My work focused on the Central Information Display (CID), building upon the established visual language of the driver’s cockpit. I conceptualized a modular dual-rail system to expand the CID’s functionality for off-road use without disrupting the overall interior harmony.
I explored a twin-widget architecture that keeps the middle of the CID free for the main task while left and right rails surface supporting tools on demand: double widgets allow simultaneous access on both sides, vertical swiping enables fast switching within a rail, and collapsing widgets into slim handles creates display space without removing quick access.

Widgets can live on both the left and right edge so supporting information stays available without taking over the center screen.

Within a rail, vertical swiping allows a fast switch between widgets instead of forcing deep navigation or full mode changes.

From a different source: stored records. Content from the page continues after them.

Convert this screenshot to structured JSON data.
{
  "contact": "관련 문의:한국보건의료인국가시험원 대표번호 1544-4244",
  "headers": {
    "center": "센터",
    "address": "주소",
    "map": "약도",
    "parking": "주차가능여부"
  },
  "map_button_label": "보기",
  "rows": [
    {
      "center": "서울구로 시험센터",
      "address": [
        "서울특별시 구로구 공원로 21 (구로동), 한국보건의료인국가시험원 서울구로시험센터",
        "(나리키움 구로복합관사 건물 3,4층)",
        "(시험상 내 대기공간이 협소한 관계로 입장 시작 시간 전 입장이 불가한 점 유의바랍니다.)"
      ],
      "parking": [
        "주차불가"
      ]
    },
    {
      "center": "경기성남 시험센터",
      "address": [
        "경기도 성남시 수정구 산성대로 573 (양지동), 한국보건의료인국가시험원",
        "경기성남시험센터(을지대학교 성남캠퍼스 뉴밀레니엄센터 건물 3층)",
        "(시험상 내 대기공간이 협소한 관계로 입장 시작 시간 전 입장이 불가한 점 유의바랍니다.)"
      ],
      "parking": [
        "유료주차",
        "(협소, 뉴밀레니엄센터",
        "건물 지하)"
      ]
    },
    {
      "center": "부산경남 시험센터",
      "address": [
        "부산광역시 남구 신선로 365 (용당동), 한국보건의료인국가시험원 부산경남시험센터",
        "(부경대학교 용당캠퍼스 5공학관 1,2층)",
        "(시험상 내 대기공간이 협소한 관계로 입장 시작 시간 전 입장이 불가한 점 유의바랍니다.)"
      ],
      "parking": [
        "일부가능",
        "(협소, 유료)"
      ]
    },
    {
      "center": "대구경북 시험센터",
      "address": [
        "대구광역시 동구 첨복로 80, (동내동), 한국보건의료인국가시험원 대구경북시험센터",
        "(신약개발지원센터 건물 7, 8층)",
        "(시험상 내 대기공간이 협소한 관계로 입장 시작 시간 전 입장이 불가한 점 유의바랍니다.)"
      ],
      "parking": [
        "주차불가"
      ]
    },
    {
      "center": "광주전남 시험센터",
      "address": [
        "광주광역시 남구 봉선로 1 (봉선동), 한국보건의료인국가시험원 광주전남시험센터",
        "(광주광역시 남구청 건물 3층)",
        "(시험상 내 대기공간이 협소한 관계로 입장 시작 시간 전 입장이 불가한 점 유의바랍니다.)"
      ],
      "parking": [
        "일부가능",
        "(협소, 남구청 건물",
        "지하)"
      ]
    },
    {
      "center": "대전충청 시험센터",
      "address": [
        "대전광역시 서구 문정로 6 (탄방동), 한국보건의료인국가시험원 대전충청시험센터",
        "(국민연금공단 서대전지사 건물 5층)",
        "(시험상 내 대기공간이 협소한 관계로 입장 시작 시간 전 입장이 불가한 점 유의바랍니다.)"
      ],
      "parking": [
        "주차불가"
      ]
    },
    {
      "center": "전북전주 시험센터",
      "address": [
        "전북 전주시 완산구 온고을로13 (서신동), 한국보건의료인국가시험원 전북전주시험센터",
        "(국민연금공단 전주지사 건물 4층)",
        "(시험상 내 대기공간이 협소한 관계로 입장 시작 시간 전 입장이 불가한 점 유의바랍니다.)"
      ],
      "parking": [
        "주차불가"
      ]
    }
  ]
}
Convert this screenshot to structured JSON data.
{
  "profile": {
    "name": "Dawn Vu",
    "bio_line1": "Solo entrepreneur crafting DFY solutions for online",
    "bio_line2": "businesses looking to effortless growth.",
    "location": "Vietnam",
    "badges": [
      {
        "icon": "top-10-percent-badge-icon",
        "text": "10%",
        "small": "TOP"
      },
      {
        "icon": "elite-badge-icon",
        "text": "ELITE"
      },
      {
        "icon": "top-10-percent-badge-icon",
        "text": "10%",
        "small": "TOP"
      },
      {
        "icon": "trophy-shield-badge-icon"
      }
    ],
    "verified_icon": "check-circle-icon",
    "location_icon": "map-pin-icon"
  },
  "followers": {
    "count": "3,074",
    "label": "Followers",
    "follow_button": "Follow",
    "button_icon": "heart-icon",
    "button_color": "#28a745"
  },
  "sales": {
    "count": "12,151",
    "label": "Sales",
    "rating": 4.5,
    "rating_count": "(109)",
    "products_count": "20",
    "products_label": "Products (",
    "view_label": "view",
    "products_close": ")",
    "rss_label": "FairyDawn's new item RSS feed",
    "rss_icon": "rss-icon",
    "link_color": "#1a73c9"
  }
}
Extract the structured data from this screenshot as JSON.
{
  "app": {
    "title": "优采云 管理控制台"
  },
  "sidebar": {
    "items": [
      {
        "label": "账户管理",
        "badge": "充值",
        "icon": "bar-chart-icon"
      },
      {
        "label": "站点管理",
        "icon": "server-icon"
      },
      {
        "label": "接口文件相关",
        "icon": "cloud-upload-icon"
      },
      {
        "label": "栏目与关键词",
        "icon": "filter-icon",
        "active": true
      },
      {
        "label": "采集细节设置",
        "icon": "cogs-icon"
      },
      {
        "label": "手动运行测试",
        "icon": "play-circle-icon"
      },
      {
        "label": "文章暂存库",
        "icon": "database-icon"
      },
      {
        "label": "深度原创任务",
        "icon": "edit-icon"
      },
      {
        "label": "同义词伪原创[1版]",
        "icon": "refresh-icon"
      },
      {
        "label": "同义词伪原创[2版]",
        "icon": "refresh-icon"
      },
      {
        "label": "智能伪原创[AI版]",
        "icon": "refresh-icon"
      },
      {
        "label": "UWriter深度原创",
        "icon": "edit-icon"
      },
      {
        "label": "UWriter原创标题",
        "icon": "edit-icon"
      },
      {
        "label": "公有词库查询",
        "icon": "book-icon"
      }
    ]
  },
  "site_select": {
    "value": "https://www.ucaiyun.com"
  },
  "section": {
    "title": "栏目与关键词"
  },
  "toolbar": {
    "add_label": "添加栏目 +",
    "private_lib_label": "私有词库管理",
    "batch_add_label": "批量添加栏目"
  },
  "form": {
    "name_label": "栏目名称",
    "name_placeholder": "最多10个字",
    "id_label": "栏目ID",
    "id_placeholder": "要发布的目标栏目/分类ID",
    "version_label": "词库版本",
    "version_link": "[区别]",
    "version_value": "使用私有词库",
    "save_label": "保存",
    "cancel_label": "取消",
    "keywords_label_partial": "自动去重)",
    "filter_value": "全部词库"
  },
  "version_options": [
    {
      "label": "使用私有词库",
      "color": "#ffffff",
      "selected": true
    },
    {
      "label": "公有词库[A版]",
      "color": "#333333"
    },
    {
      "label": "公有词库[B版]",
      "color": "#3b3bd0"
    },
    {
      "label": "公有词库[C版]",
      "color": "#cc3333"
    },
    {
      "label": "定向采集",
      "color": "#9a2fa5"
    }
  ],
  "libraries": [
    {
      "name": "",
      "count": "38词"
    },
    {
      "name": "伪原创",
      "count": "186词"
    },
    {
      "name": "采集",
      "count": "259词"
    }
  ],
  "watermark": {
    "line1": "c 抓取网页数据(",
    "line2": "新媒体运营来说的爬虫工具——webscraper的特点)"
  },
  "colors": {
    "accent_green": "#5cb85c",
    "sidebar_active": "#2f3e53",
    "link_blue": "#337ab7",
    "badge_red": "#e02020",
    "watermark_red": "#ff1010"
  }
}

Widgets can be hidden to create more room on the display, but remain instantly reachable as slim edge handles.

To move beyond desktop assumptions, I tested the interfaces in physical in-car prototype setups. That made it possible to validate interaction feasibility in realistic postures and movement conditions.

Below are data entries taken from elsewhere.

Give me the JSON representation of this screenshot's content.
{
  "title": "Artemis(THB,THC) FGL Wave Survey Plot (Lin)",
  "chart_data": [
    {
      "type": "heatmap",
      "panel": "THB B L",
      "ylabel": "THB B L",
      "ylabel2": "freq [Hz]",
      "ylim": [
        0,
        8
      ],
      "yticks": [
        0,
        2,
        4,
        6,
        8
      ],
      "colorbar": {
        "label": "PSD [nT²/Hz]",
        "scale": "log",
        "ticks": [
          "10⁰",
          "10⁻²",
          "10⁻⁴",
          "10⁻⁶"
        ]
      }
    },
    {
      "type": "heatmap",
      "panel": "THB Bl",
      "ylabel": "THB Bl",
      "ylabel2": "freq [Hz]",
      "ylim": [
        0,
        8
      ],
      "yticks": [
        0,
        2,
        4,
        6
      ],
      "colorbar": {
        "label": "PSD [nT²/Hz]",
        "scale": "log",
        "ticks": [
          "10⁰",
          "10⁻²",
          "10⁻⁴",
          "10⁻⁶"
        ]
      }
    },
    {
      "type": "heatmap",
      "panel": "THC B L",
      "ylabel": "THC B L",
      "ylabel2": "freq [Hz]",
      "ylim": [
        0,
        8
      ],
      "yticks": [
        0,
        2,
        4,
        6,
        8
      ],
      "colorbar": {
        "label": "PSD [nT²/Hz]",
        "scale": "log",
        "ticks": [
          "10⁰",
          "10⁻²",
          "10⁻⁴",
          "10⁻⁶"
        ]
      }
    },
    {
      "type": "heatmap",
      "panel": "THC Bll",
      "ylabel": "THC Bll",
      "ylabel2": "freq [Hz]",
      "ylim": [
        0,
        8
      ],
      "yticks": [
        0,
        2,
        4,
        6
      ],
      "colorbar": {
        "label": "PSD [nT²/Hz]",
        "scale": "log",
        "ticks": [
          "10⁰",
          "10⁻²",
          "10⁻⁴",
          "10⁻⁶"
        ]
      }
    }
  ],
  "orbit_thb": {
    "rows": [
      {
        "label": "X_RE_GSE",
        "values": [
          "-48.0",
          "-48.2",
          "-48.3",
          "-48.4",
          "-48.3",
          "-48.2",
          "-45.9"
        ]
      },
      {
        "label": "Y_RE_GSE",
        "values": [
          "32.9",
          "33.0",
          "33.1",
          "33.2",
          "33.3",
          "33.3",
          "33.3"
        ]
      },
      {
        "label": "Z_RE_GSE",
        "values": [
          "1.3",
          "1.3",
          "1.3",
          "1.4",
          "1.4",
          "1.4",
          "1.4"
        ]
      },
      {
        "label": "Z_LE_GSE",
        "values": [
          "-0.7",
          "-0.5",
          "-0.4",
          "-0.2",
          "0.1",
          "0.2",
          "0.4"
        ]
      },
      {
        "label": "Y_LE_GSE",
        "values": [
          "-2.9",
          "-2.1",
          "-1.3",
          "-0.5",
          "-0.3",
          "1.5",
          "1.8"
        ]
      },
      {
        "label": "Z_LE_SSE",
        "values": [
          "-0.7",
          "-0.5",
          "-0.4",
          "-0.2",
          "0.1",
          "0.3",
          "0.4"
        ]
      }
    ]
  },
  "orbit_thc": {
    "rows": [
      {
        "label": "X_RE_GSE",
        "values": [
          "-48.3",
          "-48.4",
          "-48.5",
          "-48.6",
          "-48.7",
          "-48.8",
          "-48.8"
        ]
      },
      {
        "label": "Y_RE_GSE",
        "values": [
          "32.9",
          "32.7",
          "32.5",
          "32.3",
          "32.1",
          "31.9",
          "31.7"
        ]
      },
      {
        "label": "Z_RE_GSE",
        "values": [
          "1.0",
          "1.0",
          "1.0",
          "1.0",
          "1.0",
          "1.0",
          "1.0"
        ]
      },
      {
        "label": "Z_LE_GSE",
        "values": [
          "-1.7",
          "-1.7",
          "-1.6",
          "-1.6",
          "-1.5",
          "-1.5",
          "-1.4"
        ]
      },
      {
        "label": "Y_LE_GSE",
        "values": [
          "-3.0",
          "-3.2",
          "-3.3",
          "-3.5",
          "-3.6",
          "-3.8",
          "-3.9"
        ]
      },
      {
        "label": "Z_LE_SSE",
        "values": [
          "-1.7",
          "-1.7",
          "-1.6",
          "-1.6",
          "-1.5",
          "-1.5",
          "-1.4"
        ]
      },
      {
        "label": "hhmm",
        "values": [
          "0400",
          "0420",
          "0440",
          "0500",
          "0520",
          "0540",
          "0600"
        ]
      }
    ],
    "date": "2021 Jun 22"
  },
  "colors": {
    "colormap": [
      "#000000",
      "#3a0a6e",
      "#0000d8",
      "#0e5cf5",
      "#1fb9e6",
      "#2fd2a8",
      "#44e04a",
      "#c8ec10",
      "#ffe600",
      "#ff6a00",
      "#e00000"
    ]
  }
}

Hardware-in-the-Loop Test Setup
Real steering wheel integration · Adjustable display mount configurations · Alternative physical button mappings · Task timing and glance behavior checks
Validation Focus
Ergonomic Reach & Targeting
Interaction zones were iterated with Fitt's Law in mind to reduce movement effort and improve confidence while driving.
Eyes-on-Road Priority
Flows were refined to minimize eye distraction by reducing deep menu dependencies and increasing glanceable status feedback.
Physical-Digital Consistency
Button mappings and touch interactions were aligned so behavior remained predictable across modalities.
Defining power dynamics in a shared cabin.
In a shared off-road mission, control is a safety factor. I explored a permission framework that separates critical driving functions from passenger comfort.
Time-boxed work on foundational HMI: widget rails, discovery modes, and shared-cabin governance—validated where assumptions break fastest: real hardware, not slides alone.

Foundational interaction logic for a new vehicle class: modular dual-rail behavior, a legible hierarchy across displays, and ergonomic validation that supported later series work. NDA: final production UI and internal working files are not shown—this case reflects the conceptual north star, not shipped pixels.